Every GST registered taxable person whose turnover during a financial year exceeds the prescribed limit is subject to audit. As per the current notified GST Rules, the turnover limit is above Rs 2 crore^. Such businesses must get their books of accounts audited by a chartered accountant or a cost accountant. Such taxpayer shall electronically file:

  • An annual return using the Form GSTR 9 by 31st December of the next Financial Year
  • The audited copy of the annual accounts
  • A certified reconciliation statement in the form GSTR-9C, reconciling the value of supplies declared in the return with the audited annual financial statement
  • Any other particulars as prescribed

Audit by Tax Authorities

  • The Commissioner of CGST/SGST (or any officer authorized by him) may conduct an audit of a taxpayer. The frequency and manner of an audit will be prescribed later.
  • A notice will be sent to the auditee at least 15 days before.
  • The audit will be completed within 3 months from the date of commencement of the audit.
  • The Commissioner can extend the audit period for a further six months with reasons recorded in writing.

Items included while calculating Aggregate Turnover

  • All taxable (inter-state and intra-state) supplies other than supplies on which reverse charge is applicable
  • Supplies between separate business verticals.
  • Goods supplied to/received from the job worker on a principal to principal basis.
  • Value of all export/zero-rated supplies.
  • Supplies of agents/job workers on behalf of the principal.
  • All exempt supplies.
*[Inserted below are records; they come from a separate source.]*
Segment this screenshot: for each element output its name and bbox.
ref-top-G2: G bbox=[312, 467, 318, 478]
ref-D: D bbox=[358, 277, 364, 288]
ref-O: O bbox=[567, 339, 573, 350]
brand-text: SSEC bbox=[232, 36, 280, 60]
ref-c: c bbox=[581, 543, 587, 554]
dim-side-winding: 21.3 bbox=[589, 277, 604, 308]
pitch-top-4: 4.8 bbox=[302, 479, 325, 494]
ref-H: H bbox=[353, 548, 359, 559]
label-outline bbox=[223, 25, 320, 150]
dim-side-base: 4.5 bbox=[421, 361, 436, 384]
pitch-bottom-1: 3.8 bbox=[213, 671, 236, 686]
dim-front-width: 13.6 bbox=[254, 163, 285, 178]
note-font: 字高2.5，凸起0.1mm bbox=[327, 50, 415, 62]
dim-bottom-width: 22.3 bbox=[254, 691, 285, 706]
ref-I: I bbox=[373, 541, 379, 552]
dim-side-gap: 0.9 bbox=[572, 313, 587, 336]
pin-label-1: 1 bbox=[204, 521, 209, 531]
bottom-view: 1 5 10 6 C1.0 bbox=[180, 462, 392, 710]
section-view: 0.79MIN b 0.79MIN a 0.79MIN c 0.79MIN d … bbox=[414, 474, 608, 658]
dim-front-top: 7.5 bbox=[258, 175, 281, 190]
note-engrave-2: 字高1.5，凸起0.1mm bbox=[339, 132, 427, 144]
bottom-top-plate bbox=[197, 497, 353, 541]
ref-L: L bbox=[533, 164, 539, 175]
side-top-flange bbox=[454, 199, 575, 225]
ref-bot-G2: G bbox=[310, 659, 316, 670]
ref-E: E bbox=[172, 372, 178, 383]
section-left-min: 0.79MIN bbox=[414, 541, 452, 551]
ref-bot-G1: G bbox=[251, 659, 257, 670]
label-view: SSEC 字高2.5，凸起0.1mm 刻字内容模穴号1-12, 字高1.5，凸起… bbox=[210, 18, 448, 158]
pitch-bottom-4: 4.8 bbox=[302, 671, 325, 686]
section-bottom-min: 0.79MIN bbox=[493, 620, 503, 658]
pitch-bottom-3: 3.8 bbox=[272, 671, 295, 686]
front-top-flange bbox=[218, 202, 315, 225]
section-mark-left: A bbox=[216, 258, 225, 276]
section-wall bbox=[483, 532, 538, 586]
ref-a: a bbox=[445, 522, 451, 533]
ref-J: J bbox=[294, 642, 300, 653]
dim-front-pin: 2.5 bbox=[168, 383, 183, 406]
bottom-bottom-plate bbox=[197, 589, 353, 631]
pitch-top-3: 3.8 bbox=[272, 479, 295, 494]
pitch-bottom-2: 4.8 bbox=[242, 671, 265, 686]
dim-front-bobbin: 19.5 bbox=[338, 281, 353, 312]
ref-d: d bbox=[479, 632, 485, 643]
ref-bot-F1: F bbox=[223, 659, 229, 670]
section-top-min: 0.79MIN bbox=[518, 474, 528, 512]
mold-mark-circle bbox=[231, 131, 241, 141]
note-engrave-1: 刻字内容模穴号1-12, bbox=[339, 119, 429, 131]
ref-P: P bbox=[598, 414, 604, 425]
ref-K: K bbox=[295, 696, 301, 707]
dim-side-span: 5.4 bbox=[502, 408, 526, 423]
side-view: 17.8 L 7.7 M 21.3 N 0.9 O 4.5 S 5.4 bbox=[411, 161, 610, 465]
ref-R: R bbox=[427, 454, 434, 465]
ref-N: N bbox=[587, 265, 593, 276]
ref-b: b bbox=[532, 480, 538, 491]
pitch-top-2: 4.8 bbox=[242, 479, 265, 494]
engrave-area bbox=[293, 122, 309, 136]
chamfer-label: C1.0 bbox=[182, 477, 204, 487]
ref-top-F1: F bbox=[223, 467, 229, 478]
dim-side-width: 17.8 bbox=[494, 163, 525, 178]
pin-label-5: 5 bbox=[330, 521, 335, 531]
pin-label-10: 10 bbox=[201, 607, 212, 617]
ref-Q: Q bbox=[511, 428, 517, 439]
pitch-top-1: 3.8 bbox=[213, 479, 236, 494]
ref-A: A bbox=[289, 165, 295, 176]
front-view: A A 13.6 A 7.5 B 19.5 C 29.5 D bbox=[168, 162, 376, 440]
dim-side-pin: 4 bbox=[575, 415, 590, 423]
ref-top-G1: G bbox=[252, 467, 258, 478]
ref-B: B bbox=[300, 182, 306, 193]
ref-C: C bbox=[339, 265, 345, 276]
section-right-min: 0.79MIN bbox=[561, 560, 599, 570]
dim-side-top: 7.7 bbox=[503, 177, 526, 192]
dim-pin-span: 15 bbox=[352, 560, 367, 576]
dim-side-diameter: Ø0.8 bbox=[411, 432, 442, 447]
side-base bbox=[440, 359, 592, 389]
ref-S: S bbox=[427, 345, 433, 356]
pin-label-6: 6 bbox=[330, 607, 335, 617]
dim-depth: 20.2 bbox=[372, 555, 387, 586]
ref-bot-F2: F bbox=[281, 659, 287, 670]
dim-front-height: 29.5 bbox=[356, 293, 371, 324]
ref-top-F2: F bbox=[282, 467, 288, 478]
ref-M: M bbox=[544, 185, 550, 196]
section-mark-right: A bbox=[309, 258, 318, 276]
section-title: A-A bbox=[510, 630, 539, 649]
For example, agricultural produce supplied along with branded ready-to-eat food.
  • All taxes other than those covered under GST. For example, entertainment tax paid on the sale of movie tickets.

Items excluded while Calculating Turnover

  • Inward supplies on which tax is paid under reverse charge.

  • All taxes and cess charged under Goods and service tax like CGST, SGST or IGST, compensation cess.

  • Goods supplied to or received back from a job worker.

  • Activities which are neither supply of goods nor service under schedule III of CGST Act.